Chabannes's heart and innards were buried separately in the church of Saint-Ferréol in Saint-Fargeau, at the core of his domains in Puisaye, where his wife had been buried in 1475. Until the 17th century, the corresponding location inside the church was adorned with a small monument and an epitaph that read "Antoine de Chabannes, / Mort suis sans trahison / Mais bien aimant raison / Conte et aussi grant mestre. / Dieu me mettre en bon estre ! / J'aimai loyauté / Qui m'a toujours porté, / Tant qu'au monde ait esté; / D'ennemi non vaincu / D'ans IIIIxx [80] j'ai vescu, / On le sait, de trois roys non reprint. / Sur ce point, Dieu m'a print." The metal chest that contained the heart was later relocated to a chapel within the same church, in which Antoine de Chabannes's son had also erected an equestrian statue of him, probably destroyed in 1793.

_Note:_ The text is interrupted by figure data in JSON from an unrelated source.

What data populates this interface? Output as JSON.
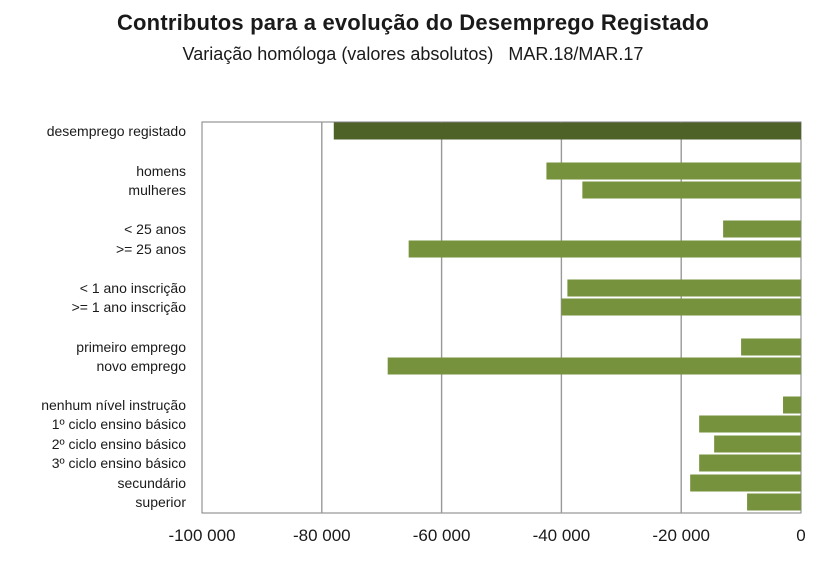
{
  "chart_data": {
    "type": "bar",
    "orientation": "horizontal",
    "title": "Contributos para a evolução do Desemprego Registado",
    "subtitle": "Variação homóloga (valores absolutos)   MAR.18/MAR.17",
    "xlim": [
      -100000,
      0
    ],
    "x_ticks": [
      -100000,
      -80000,
      -60000,
      -40000,
      -20000,
      0
    ],
    "x_tick_labels": [
      "-100 000",
      "-80 000",
      "-60 000",
      "-40 000",
      "-20 000",
      "0"
    ],
    "grid": "vertical",
    "colors": {
      "total": "#4e6228",
      "category": "#76923c",
      "grid": "#999999",
      "axis": "#7f7f7f"
    },
    "categories": [
      "desemprego registado",
      "homens",
      "mulheres",
      "< 25 anos",
      ">= 25 anos",
      "< 1 ano inscrição",
      ">= 1 ano inscrição",
      "primeiro emprego",
      "novo emprego",
      "nenhum nível instrução",
      "1º ciclo ensino básico",
      "2º ciclo ensino básico",
      "3º ciclo ensino básico",
      "secundário",
      "superior"
    ],
    "values": [
      -78000,
      -42500,
      -36500,
      -13000,
      -65500,
      -39000,
      -40000,
      -10000,
      -69000,
      -3000,
      -17000,
      -14500,
      -17000,
      -18500,
      -9000
    ]
  }
}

He was succeeded as Count of Dammartin-en-Goële by his only surviving son John (Jean de Chabannes), born in 1462, who had already been calling himself Lord of Saint-Fargeau since 1470. Antoine's direct male line became extinct at Jean's death in 1503. In 1554, the County of Dammartin was purchased by Constable Anne de Montmorency, and remained in the House of Montmorency, then (after the 1632 execution of Henri II de Montmorency, which also led to the Dammartin castle's destruction) of Bourbon-Condé until the French Revolution. The domains in Puisaye were soon divided between Saint-Fargeau, which went to the Houses of Anjou-Mézières and then of Bourbon-Montpensier, and Toucy, which remained in the local family of Prie. Other branches of the Chabannes family survive to this day.

===In popular culture===

Antoine de Chabannes features in Le Spectre de Châtillon, a 1855 novel by Élie Berthet.

He is portrayed as a devious military governor of Paris in the 1956 film The Vagabond King.